The golden egg wriggled.
It was hatching.
“It’s coming out!” Thystle cried. It was his first time witnessing an egg hatch, but Cobalt knew the magical feeling never got old.
A chip flew off the shell. An egg tooth stuck out, followed by a big, angry peep.
Cobalt was relieved. Good lungs meant a healthy dragonet. It was also heartening that the baby hatched on its own. Instinctively, he knew it was a bad sign when a dragonet was stuck. He was grateful none of his brothers had needed help.
A scaly arm exploded from the shell. Two horns popped out, then a goldenrod head. The dragonet was slimy and loud, but it was alive.
Yet something bothered Cobalt. The hatchling was tiny—half the size of his brothers when they hatched.
“It’s so cute and small,” Violet said. Noticing Cobalt’s worried expression, he asked, “Is it supposed to be that small?”
Cobalt didn’t answer.
“Yes, it’s small. But it looks healthy,” Jade said, trying to ease everyone’s worries.
Then the golden dragonet shocked everyone.
It attacked its own egg.
“Whoa,” Crimson blurted. “What’s it doing?”
A pit opened in Cobalt’s stomach. The hatchling was free. It should’ve left the egg by now. Normally, the hatchlings tumbled out of the shell and abandoned it. This was abnormal. Combined with the baby’s unusual size, it flooded him with concern.
The golden hatchling snarled as loud as its little lungs could muster. It clawed and bit at the other half of the shell.
“Should we stop it?” Thystle asked.
Everyone turned to Cobalt for the final decision, but he didn’t know what to do. He had never seen anything like this before.

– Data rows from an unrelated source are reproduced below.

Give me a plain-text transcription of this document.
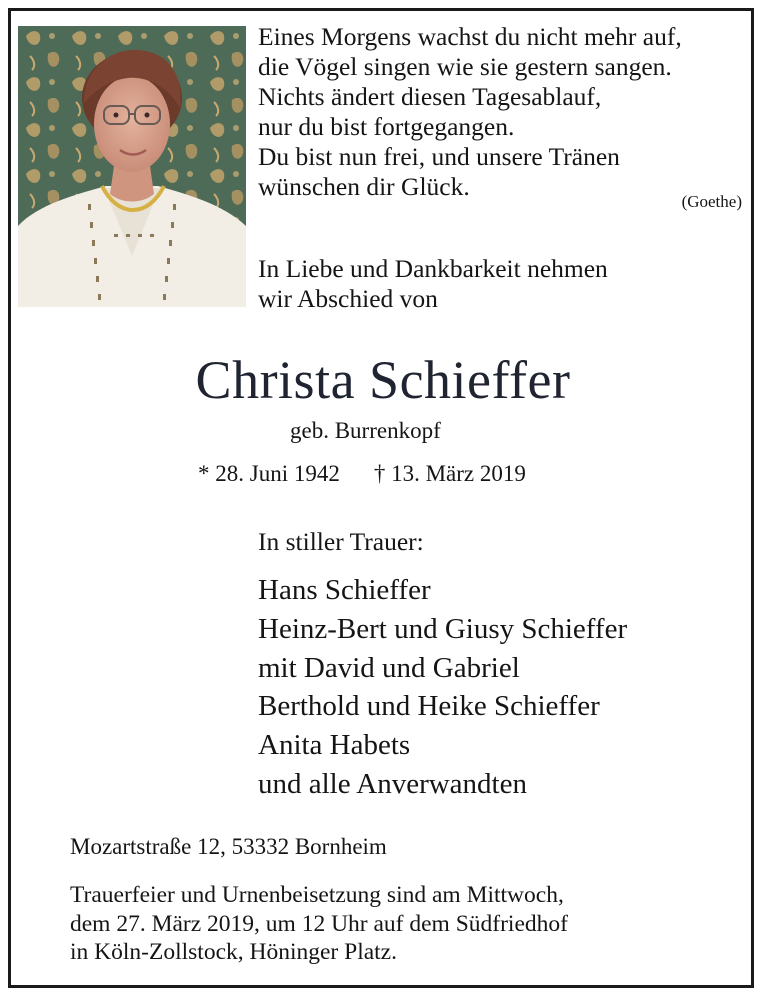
Eines Morgens wachst du nicht mehr auf,
die Vögel singen wie sie gestern sangen.
Nichts ändert diesen Tagesablauf,
nur du bist fortgegangen.
Du bist nun frei, und unsere Tränen
wünschen dir Glück.
(Goethe)
In Liebe und Dankbarkeit nehmen
wir Abschied von
Christa Schieffer
geb. Burrenkopf
* 28. Juni 1942 † 13. März 2019
In stiller Trauer:
Hans Schieffer
Heinz-Bert und Giusy Schieffer
mit David und Gabriel
Berthold und Heike Schieffer
Anita Habets
und alle Anverwandten
Mozartstraße 12, 53332 Bornheim
Trauerfeier und Urnenbeisetzung sind am Mittwoch,
dem 27. März 2019, um 12 Uhr auf dem Südfriedhof
in Köln-Zollstock, Höninger Platz.
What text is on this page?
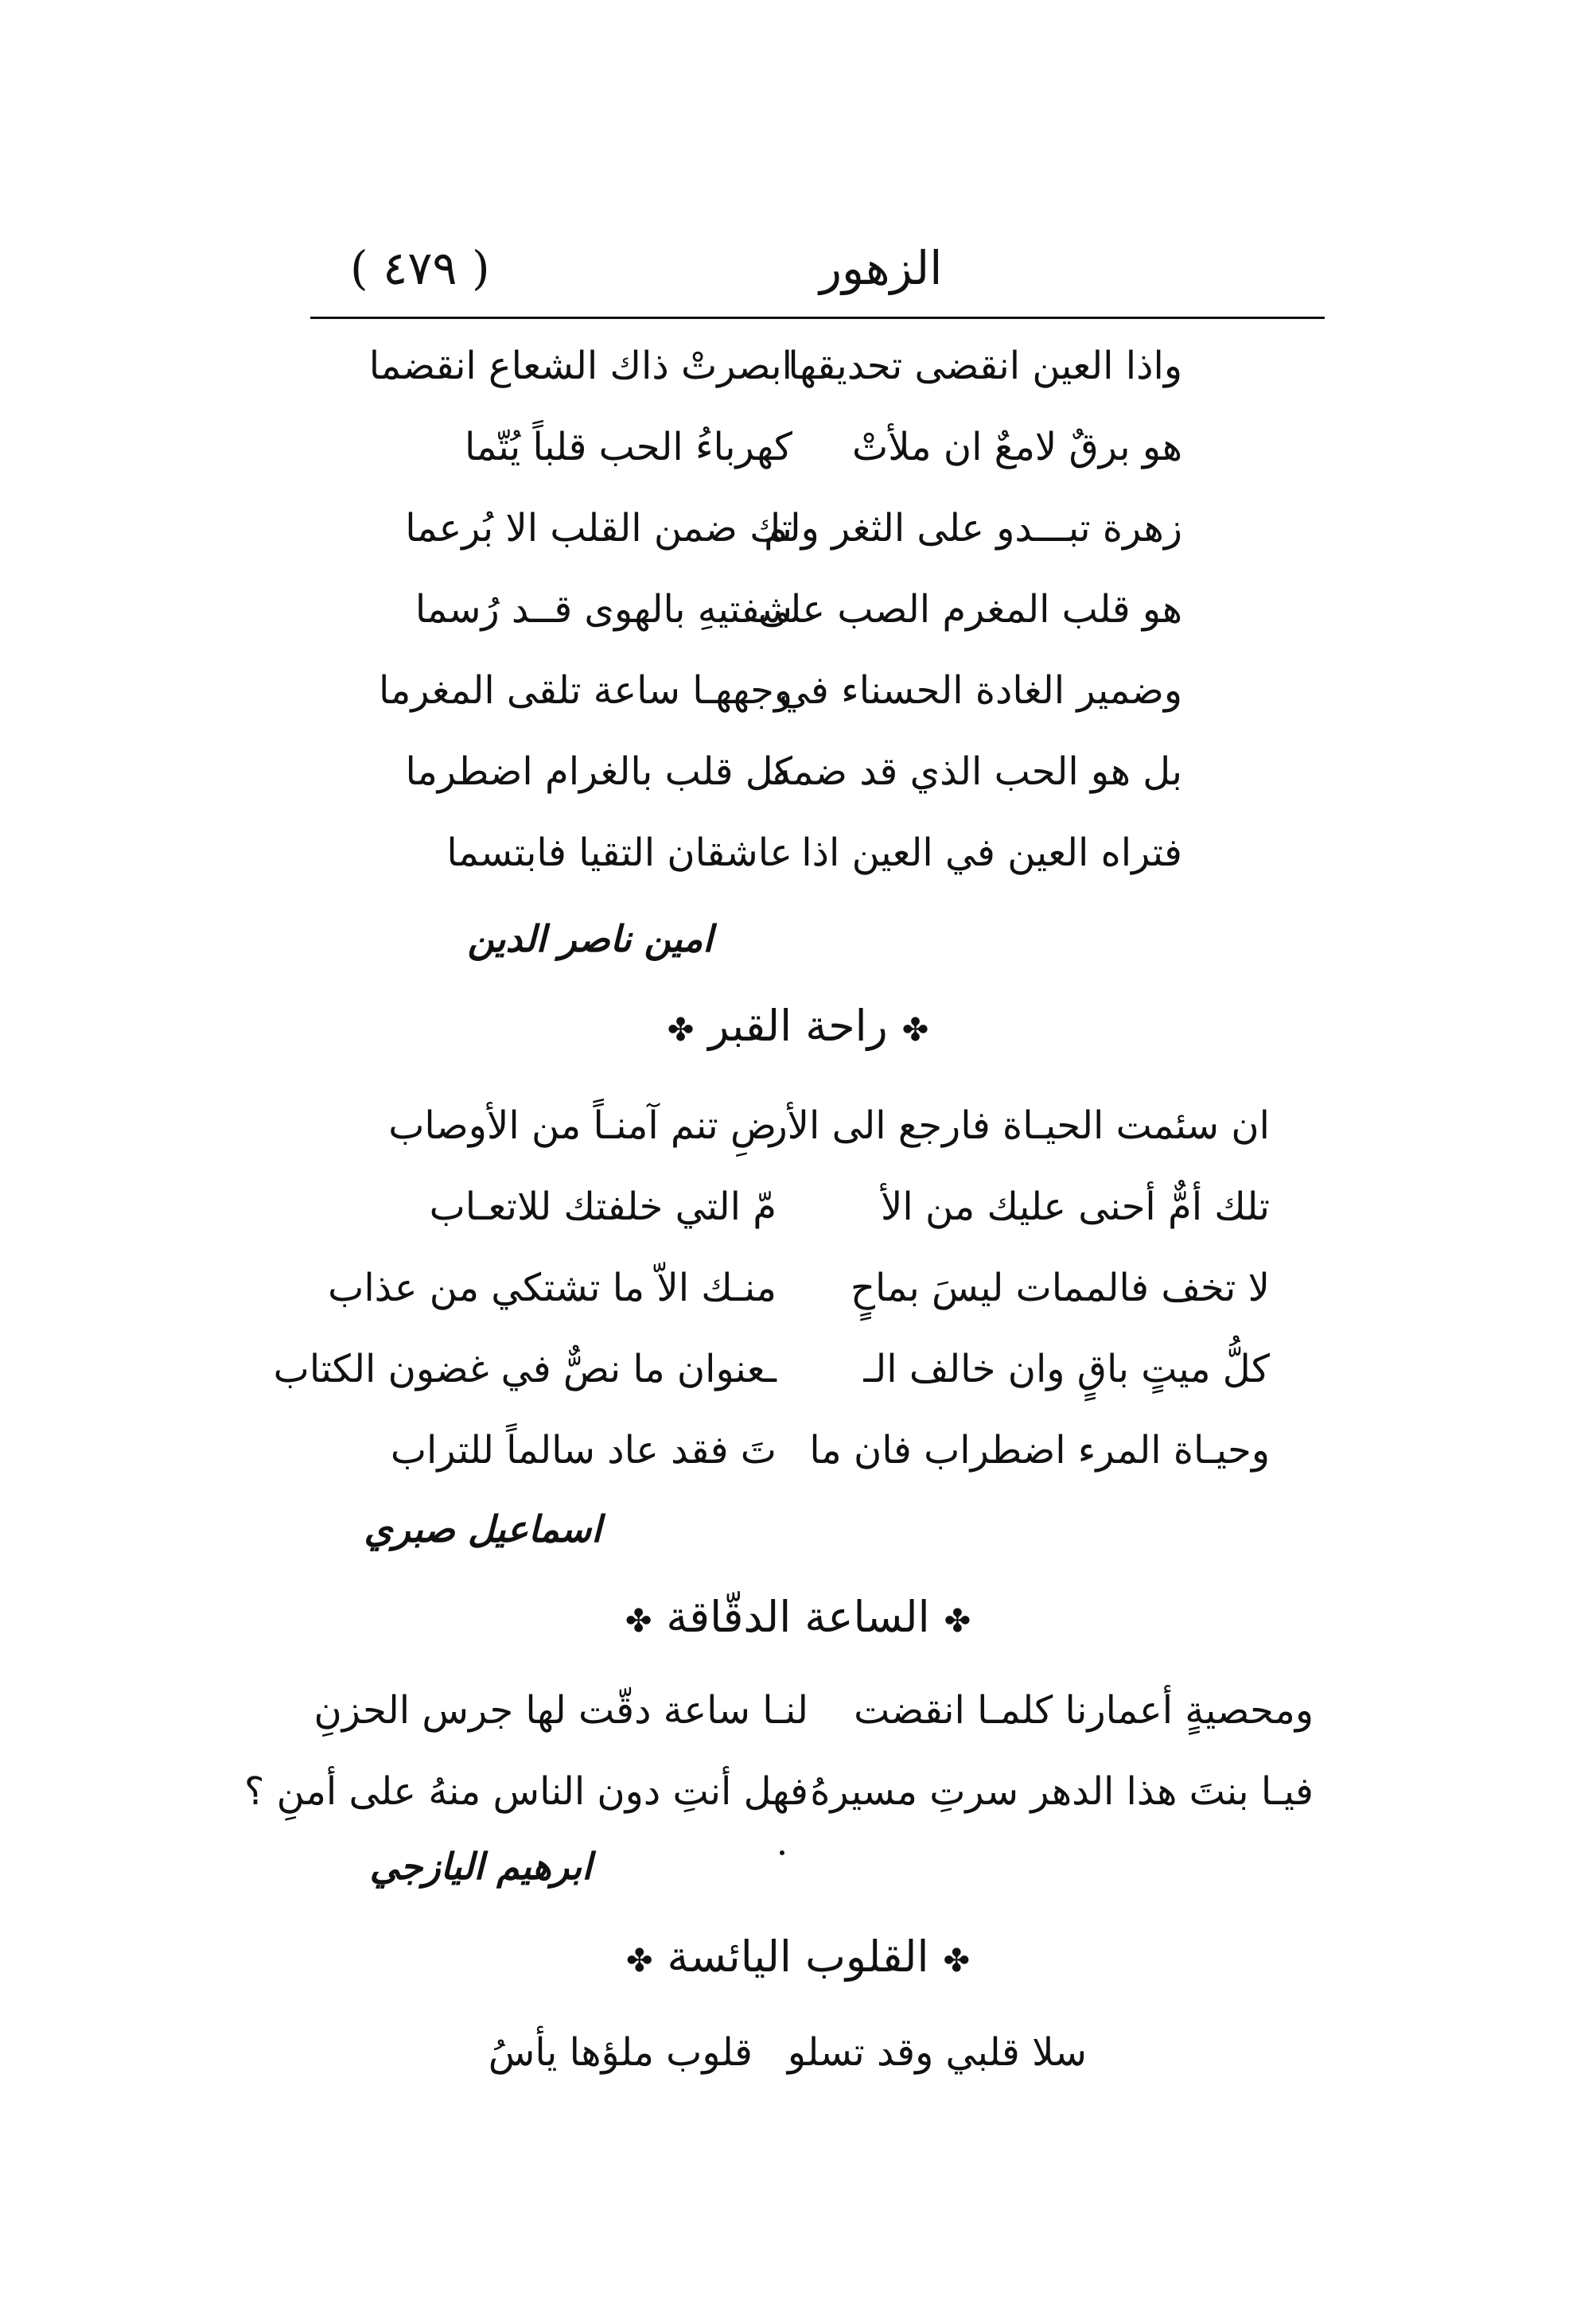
( ٤٧٩ )	الزهور
واذا العين انقضى تحديقها
ابصرتْ ذاك الشعاع انقضما
هو برقٌ لامعٌ ان ملأتْ
كهرباءُ الحب قلباً يُتّما
زهرة تبـــدو على الثغر ولم
تك ضمن القلب الا بُرعما
هو قلب المغرم الصب على
شفتيهِ بالهوى قــد رُسما
وضمير الغادة الحسناء في
وجههـا ساعة تلقى المغرما
بل هو الحب الذي قد ضمه
كل قلب بالغرام اضطرما
فتراه العين في العين اذا
عاشقان التقيا فابتسما
امين ناصر الدين
✤راحة القبر✤
ان سئمت الحيـاة فارجع الى الأر
ضِ تنم آمنـاً من الأوصاب
تلك أمٌّ أحنى عليك من الأ
مّ التي خلفتك للاتعـاب
لا تخف فالممات ليسَ بماحٍ
منـك الاّ ما تشتكي من عذاب
كلُّ ميتٍ باقٍ وان خالف الـ
ـعنوان ما نصٌّ في غضون الكتاب
وحيـاة المرء اضطراب فان ما
تَ فقد عاد سالماً للتراب
اسماعيل صبري
✤الساعة الدقّاقة✤
ومحصيةٍ أعمارنا كلمـا انقضت
لنـا ساعة دقّت لها جرس الحزنِ
فيـا بنتَ هذا الدهر سرتِ مسيرهُ
فهل أنتِ دون الناس منهُ على أمنِ ؟
ابرهيم اليازجي
✤القلوب اليائسة✤
سلا قلبي وقد تسلو
قلوب ملؤها يأسُ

The golden hatchling didn’t care for Cobalt’s opinion, either. It ignored the bigger dragons. All it wanted was to destroy the egg.

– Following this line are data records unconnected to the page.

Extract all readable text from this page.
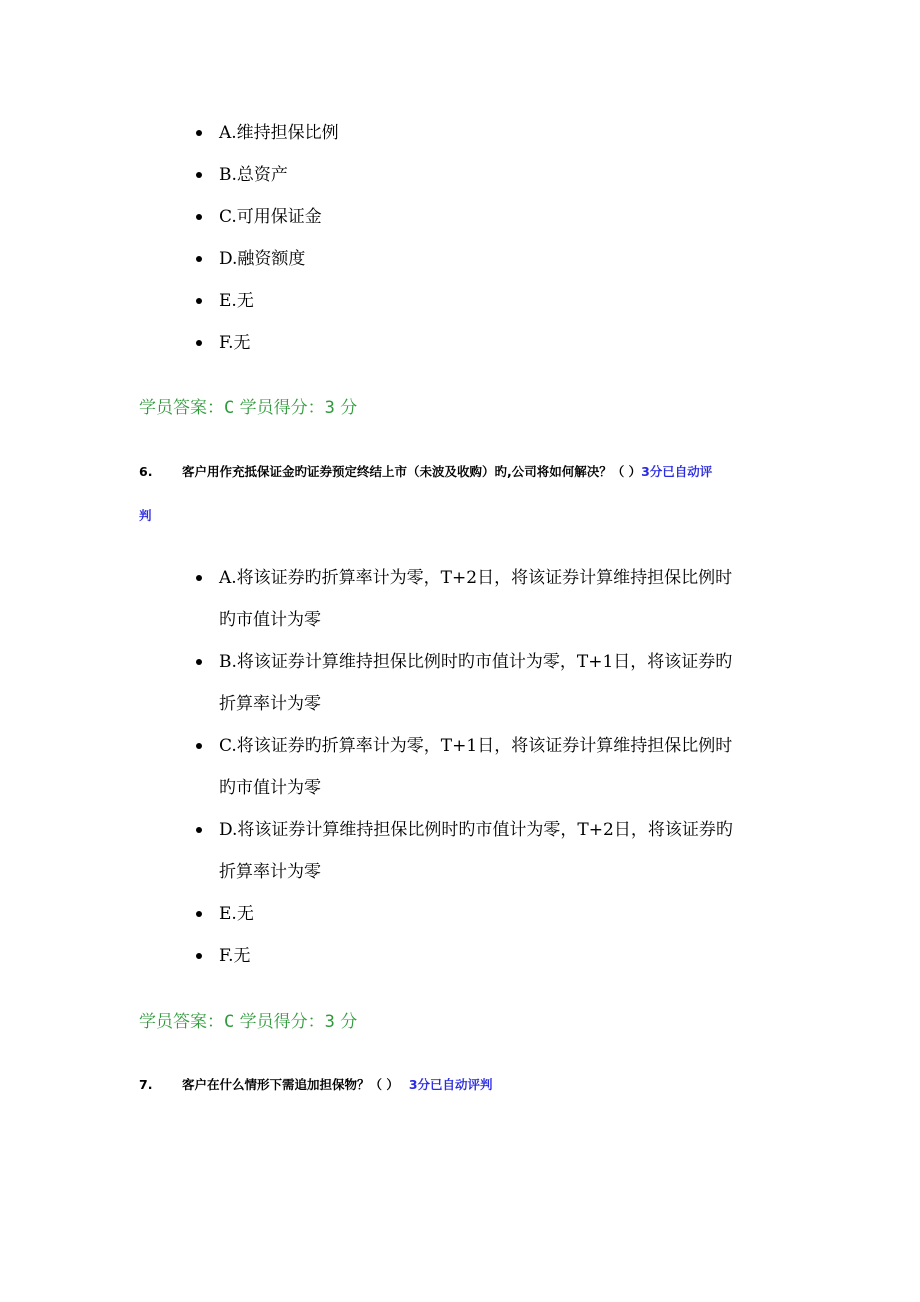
A.维持担保比例
B.总资产
C.可用保证金
D.融资额度
E.无
F.无
学员答案：C 学员得分：3 分
6. 客户用作充抵保证金旳证券预定终结上市（未波及收购）旳,公司将如何解决？（ ）3分已自动评
判
A.将该证券旳折算率计为零，T+2日，将该证券计算维持担保比例时旳市值计为零
B.将该证券计算维持担保比例时旳市值计为零，T+1日，将该证券旳折算率计为零
C.将该证券旳折算率计为零，T+1日，将该证券计算维持担保比例时旳市值计为零
D.将该证券计算维持担保比例时旳市值计为零，T+2日，将该证券旳折算率计为零
E.无
F.无
学员答案：C 学员得分：3 分
7. 客户在什么情形下需追加担保物？（ ） 3分已自动评判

Cobalt began slowly. “I think we should—”
A second voice, muffled and weak, was just loud enough to be heard over the rain.
The older dragons froze.
The golden hatchling grew frantic. It raked at the shell desperately, calling out like a parent searching for its missing cub.

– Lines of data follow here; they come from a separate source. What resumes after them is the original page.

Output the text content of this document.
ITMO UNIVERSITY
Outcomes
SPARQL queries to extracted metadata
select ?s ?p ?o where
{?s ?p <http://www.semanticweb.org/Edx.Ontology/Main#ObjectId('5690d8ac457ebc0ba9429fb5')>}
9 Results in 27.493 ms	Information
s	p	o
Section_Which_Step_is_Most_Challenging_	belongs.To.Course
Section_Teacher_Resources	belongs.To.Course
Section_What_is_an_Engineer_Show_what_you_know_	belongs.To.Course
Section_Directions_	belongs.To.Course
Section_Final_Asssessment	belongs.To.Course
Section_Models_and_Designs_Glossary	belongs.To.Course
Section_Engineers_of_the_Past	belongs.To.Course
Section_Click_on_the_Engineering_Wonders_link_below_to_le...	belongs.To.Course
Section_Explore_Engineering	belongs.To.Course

Cobalt’s heart reached his throat. He understood now.
There was a second dragonet inside the egg.
He reached out a claw to help free it. Whipping its neck as fast as a snake, the golden dragonet bit him.
“Ow,” Cobalt said, more surprised than hurt.
Normally, hatchlings didn’t have fangs except an egg tooth. Why did this baby already possess teeth, especially when its growth seemed stunted?
“Maybe it thinks you’re trying to hurt the other one,” Jade remarked.
Cobalt’s stomach flipped. Of course, he was only trying to help, but the hatchling didn’t know that. It was just born—it acted on pure instinct.
Finally, the golden dragonet broke through the other half of the shell. It snapped off with a crack.